On 26 May 2016, for two hours the halls of the Youth Centre in the General Staff were filled with the “attacking” art of performance, video-art and installation.
The festival was devoted to the 100th anniversary of the Cabaret Voltaire, the place that became the cradle of the well-known art movement called Dadaism, which heralded a shift in art from classical forms to experimental ones, ephemeral ones and ones involving performance. The name INVAZIYa can also be deciphered letter by letter, with each of them standing for a Russian word revealing key elements of the project:
I is for igra (game, play) – play as the main form activity at the event;
N is for nasledie (heritage) – criticizing the excessive deliberateness and at times emptiness of modern commercial art; the objects and actions in INVAZIYa is the study of the legacy of 20th-century art;
V is for vizual’nost’ (visualization) – besides installations, the project includes video-art and live performance, graphically demonstrating the “principle of innovation” proclaimed by Futurists, Dadaists and Surrealists;
A is for apropiatsiya (appropriation) – in artistic terms, appropriation is quotation from existing works of art;
Z is for zritel’ (viewer) – the greater part of the content of the festival consisted of actions that the visitors created in the course of the evening.
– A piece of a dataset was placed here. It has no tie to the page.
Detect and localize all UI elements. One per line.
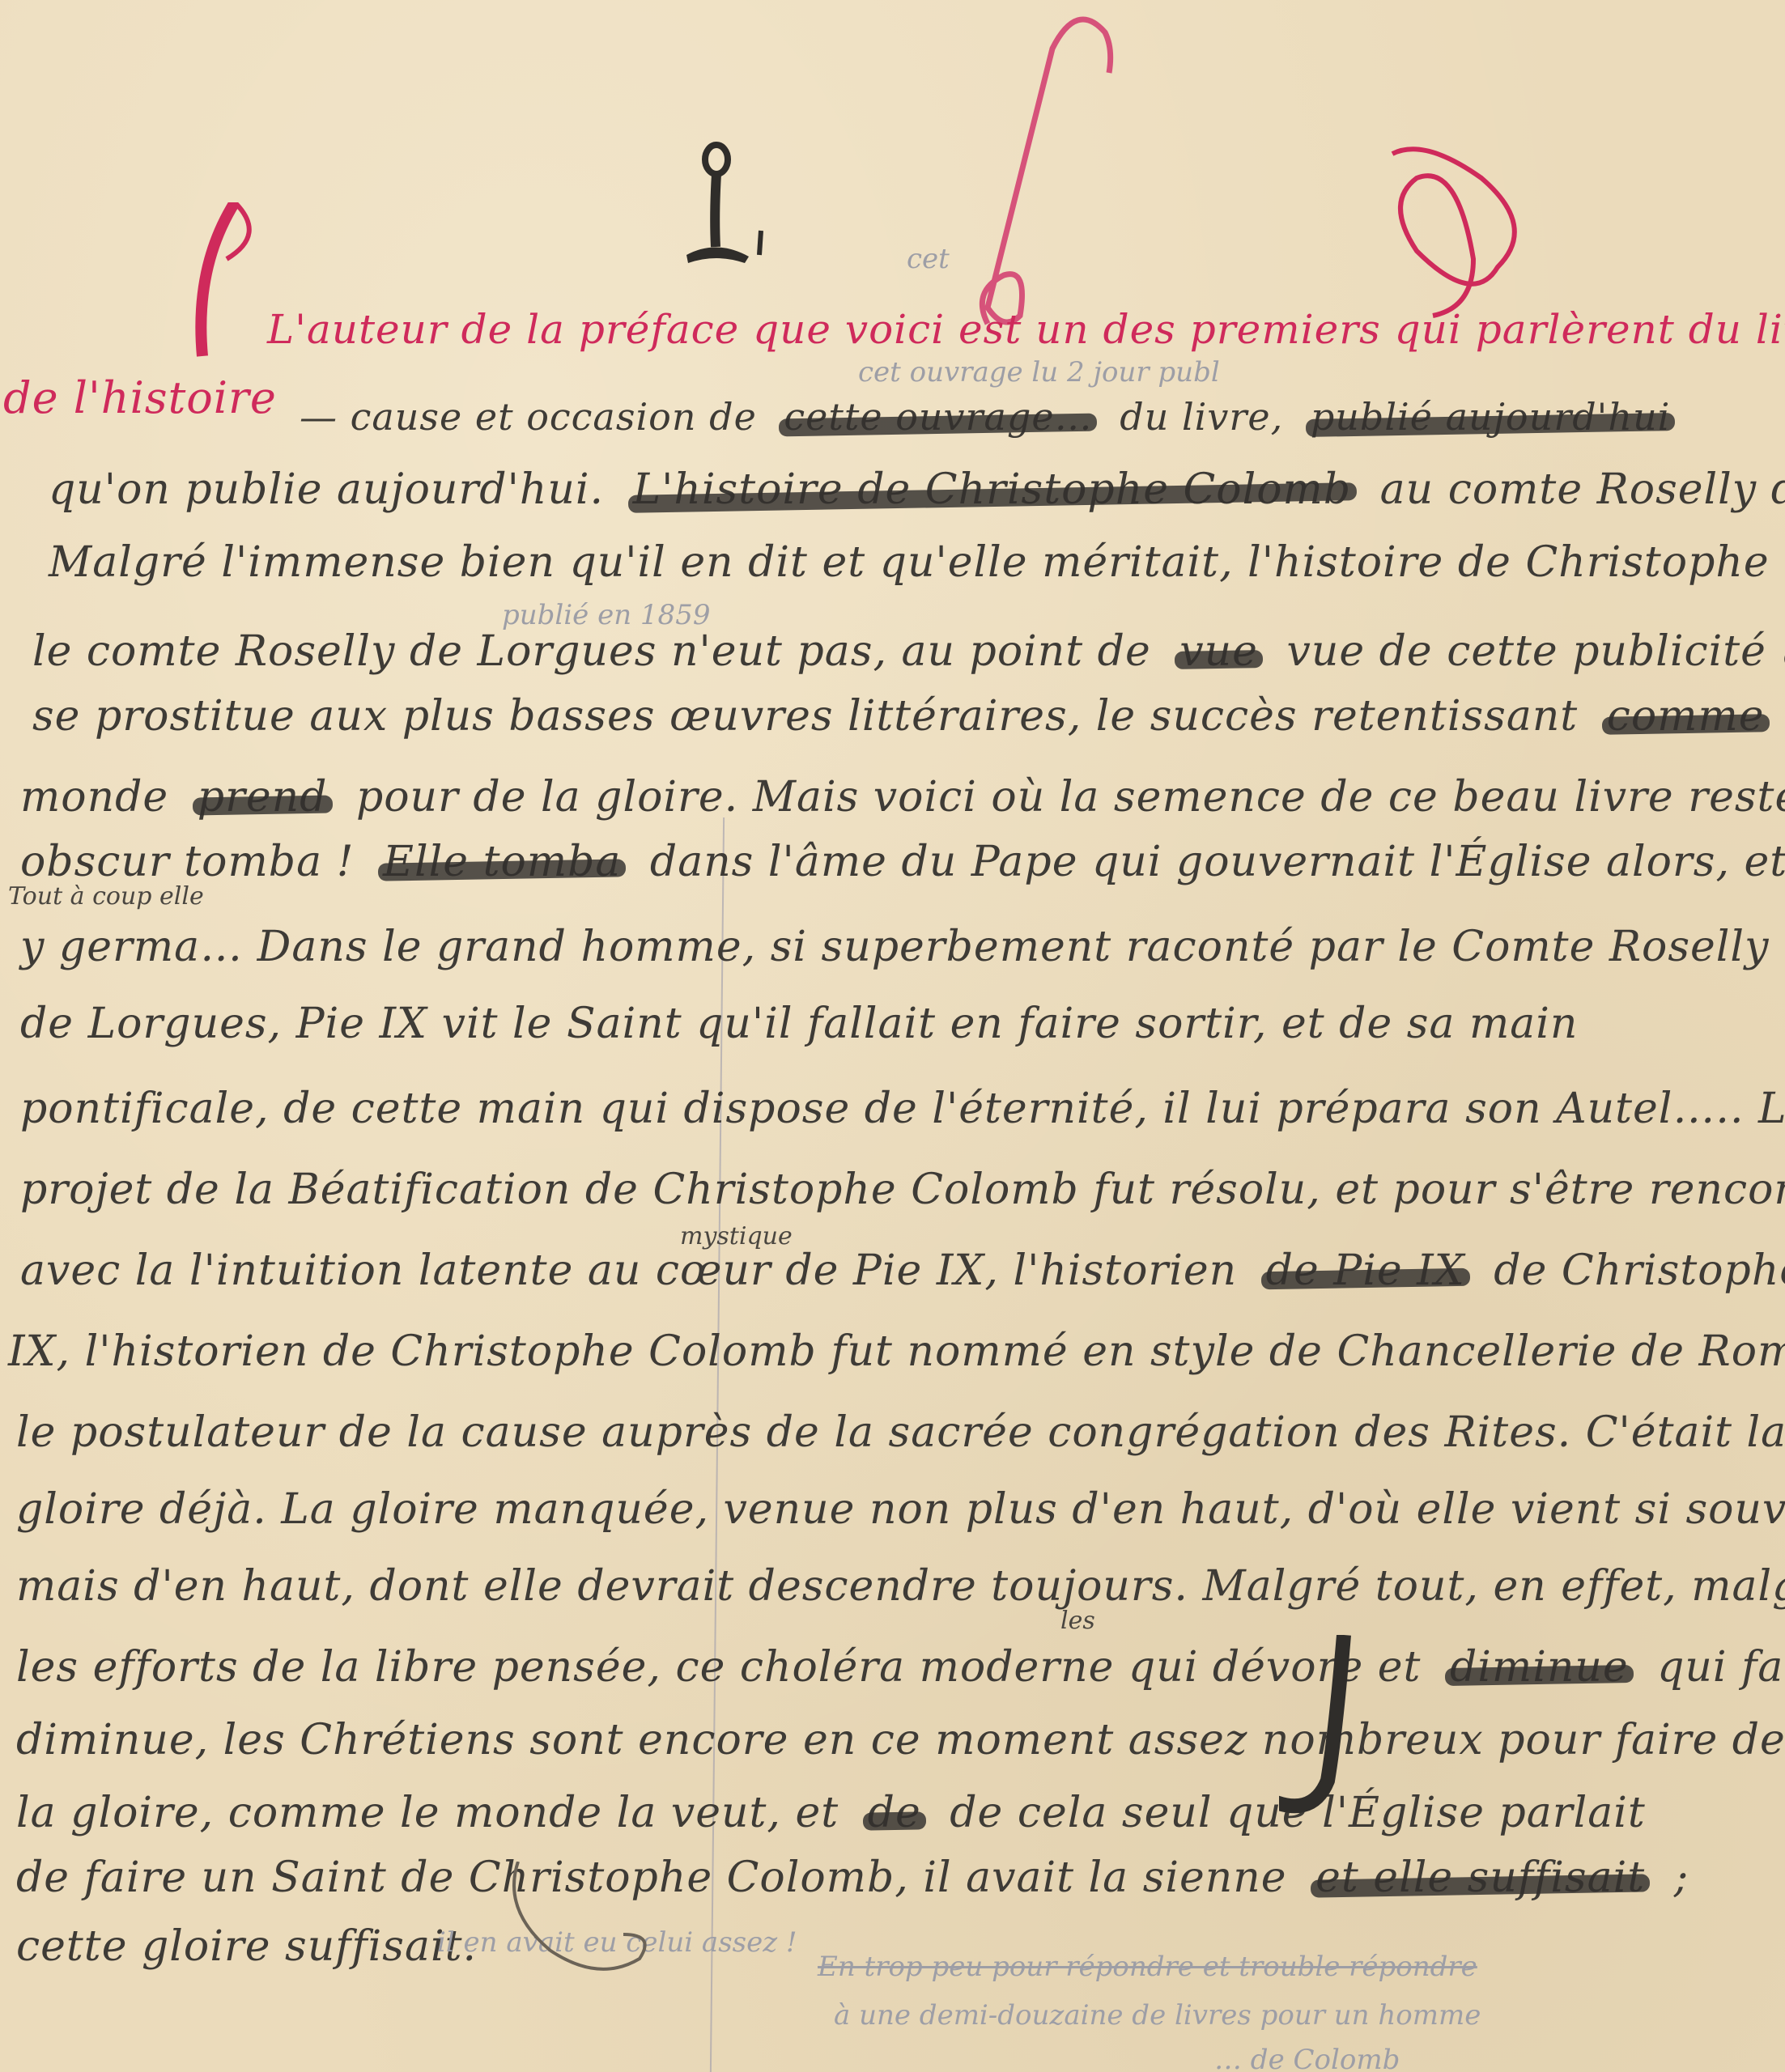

In the tradition of the happening, viewers were given cards specifying the actions that they should perform so as to experience INVAZIYa for themselves;
I is for internatsional (international) – at one and the same time an allusion to the philosophical movement of Situationism and a declaration that the students’ activities are not a criticism of present-day Russia or political regimes; the INVAZIYa concept and its content are international;
Ya is for yarmarka (fair) – a format that points us to the Dadaist exhibitions and also to the modern format for presenting contemporary art (Frieze, Art Basel, The Armory Show).
The Current Artistic Processes section (headed by Ladomir Zelinsky) brings together students from a wide range of higher education establishments in St Petersburg who have an interest in contemporary art. The programme includes practical experiments as well as theoretical lectures.